I remember the first time I saw Glee back in 2009 like it was yesterday. It was on Star World Asia channel. I didn’t have much interest to keep watching, but I did force myself to be interested somehow, I don’t know why. Then I saw the bootlegged DVD and I thought it was a perfect way to catch up. It took me weeks to finally watch the first pilot episode due to lack of interest.
I was hooked instantly.
There was something about the show that made me happy, unlike other shows. The characters were quirky, fun, hilarious… the songs were catchy… and my love for Sue Sylvester’s hatred for Glee club and her clever insults.

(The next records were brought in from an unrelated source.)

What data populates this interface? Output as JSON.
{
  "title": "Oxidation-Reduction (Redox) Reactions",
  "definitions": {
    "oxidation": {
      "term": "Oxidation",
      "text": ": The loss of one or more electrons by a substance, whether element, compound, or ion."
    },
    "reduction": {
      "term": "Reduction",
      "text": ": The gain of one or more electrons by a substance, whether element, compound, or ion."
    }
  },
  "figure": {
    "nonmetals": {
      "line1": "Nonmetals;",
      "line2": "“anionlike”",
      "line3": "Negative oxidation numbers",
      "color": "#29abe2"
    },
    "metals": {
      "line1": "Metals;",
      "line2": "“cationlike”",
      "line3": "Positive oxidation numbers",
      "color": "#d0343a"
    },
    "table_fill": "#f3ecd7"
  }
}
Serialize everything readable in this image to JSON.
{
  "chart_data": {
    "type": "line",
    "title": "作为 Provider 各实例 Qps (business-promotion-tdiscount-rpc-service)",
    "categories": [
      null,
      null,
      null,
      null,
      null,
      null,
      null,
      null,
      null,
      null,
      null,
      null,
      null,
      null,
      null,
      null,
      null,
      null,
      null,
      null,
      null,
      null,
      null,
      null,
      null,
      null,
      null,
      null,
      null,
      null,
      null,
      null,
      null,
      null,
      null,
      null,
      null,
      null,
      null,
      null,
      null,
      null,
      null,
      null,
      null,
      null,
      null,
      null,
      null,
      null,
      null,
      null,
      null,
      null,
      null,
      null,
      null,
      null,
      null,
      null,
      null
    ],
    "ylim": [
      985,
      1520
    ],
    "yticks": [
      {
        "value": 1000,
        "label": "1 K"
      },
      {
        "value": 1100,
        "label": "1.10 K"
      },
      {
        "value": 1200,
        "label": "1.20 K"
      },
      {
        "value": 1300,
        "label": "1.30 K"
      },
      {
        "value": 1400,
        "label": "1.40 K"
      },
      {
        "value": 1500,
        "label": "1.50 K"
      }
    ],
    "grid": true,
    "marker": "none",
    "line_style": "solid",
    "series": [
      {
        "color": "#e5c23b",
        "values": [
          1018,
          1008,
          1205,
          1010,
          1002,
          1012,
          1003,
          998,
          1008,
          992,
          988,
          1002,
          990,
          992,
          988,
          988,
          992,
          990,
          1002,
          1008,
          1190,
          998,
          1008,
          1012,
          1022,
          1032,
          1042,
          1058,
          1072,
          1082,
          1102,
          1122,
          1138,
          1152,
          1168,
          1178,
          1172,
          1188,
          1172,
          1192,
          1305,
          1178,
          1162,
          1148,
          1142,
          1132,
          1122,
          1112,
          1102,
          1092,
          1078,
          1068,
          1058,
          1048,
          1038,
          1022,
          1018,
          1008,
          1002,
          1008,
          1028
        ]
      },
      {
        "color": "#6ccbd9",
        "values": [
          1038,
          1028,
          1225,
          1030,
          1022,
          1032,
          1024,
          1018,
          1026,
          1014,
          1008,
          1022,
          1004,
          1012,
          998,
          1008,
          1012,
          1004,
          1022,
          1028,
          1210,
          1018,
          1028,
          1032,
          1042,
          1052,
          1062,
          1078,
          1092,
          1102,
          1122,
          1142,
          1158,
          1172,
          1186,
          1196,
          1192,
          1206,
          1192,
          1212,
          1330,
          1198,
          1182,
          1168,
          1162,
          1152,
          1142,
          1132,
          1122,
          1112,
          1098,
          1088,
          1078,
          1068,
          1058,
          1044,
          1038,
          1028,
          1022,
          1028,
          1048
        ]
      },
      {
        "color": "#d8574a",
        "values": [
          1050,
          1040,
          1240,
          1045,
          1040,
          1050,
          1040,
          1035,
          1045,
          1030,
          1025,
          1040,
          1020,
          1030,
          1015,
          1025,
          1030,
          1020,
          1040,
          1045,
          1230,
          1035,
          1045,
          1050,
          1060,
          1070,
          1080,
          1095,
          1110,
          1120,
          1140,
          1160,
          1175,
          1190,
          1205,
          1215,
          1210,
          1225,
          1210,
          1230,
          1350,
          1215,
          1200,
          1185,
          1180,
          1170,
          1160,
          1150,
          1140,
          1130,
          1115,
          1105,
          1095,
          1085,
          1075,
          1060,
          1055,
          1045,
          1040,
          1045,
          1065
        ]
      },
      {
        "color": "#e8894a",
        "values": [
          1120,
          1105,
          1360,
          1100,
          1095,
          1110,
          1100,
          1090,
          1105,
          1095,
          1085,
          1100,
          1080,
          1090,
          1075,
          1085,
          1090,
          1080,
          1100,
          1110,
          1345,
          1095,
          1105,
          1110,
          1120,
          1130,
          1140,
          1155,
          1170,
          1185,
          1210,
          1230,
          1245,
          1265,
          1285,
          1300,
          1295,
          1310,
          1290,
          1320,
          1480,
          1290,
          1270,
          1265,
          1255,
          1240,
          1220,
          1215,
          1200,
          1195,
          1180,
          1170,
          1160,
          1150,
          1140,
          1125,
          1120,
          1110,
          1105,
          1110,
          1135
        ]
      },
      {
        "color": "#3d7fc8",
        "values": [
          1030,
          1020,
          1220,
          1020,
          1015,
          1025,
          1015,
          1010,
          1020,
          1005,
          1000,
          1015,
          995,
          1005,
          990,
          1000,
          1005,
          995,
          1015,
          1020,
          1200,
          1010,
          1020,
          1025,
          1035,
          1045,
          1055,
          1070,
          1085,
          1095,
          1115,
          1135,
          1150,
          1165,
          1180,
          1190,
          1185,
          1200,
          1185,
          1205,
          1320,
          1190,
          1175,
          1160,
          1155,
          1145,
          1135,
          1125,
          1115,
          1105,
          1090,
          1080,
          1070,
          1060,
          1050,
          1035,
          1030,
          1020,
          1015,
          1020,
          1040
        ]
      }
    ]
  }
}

I liked Finn. He came across as this soft, sweet, non-typical jock and naive looking. I was rooting for Rachel and Finn together. I was happy when they did, because it’s different. You don’t really see a jock or the school’s star quarterback who’s dating the captain of the cheerleader throwing away his popularity to be in a Glee club full of losers. That made me like the show.
Everything was about Glee back then.
After Cory’s death, I knew that the show would have lost its charm to me. It did mid season 3. I stopped watching then. Some of the characters were graduating and wouldn’t be in the school, and new characters would come in, it didn’t feel the same anymore. I couldn’t connect with the new cast. Things got complicated. I’ve been having a very hard time trying to yield the same level of interest and excitement as the 1st and 2nd season.
However, today, I decided to stay up to watch the special Glee The Quarterback Finn tribute episode on Fox US channel the same time as it airs in the states so I could grieve together with all the viewers. It was HEARTBREAKING. I wanted to write this as soon as it ended, but I was too sleepy and tired.
The episode shows the original characters that we know and love, paying tribute to Finn through songs. Cause of death was a blur, with Kurt saying:
‘”Everyone wants to talk about how he died too, but who cares? One moment in his whole life — I care more about how he lived.”
But for me, I would rather know why. It would give me some kind of closure. Maybe it will be revealed in later episodes? Who knows. But I don’t really like to be kept in the dark. It was a bit too sudden, like a huge plot hole that you would normally whine about if it wasn’t for the fact that we are dealing with the real sudden death of the actor who played Cory.
So we see how everyone handled his death. I really, really felt the sadness in Santana. She sang ‘If I die young’ by The Band Perry and broke down and ran out of the room in the middle of the song crying. Naya is a good singer but she NAILED that song. Seriously. If you listen to the whole song, it’s just too beautiful. I was sort of fine until I heard her sing. I was tearing up, and I would still do everytime I hear it.
The good thing is that despite all the mourning, the sadness, the crying, the writers managed to slip in some humor in so it lightened the depressing mood for a bit. Sue Sylvester was handling the death like she would, by being the cold-hearted bitch that she is and when Santana stood up to her, it was like damn. It was a happy moment.
Then Rachel appears.
Rachel didn’t appear until almost at the end, about 45 minutes into the episode. When she appeared, she sang ‘Make You Feel My Love‘. That was it. I broke down as well when she did. I seriously was bawling my eyes out. You could tell it was not only Rachel, it was the real Lea singing and shedding tears for Cory. Even though she didn’t have much screen time, but her short appearance made a huge impact. I felt the whole time it was also Lea crying about Cory. It was genuine and not part of acting, and that’s what made it so heartbreaking. The sadness and the tears from everyone else were real, and you could feel it.
There was also a part where Santana wanted Finn’s jacket back and that somebody stole it and everybody thought it was Puck. At the end it was revealed that it was actually Mr Schue. He’s been holding back since the beginning until at the very end when he has an emotional break down as well.
My emotion has already been fragile this past few days with so much shit happening to me, so this episode was bad for me. I just wished that Mr Schue also pays a singing tribute to Finn and that Quinn Fabray is included. I know Brittany didn’t appear due to the fact that in reality Heather was pregnant but why not Diana? The character Quinn was a huge part in Finn’s life before Rachel. She was Finn’s gf, and also pretended to be carrying Finn’s baby. So to not have her pay a tribute feels like something is missing. I also wished there was a montage of Finn with unseen footage at the end but it didn’t happen.
I would not be watching this episode again. Or maybe once more in HD since I was watching an average quality streaming TV online. It’s just too sad due to the fact that it feels we are mourning for Finn AND Cory. It wouldn’t be as heartbreaking if we just know only the character is killed off the show, or Cory died battling a sickness and we have time to prepare for it. It was the fact that he died so suddenly that makes everything just so hard to watch.
It was the night (morning for me) when we, the fans, mourn together with the characters, the cast and the crews.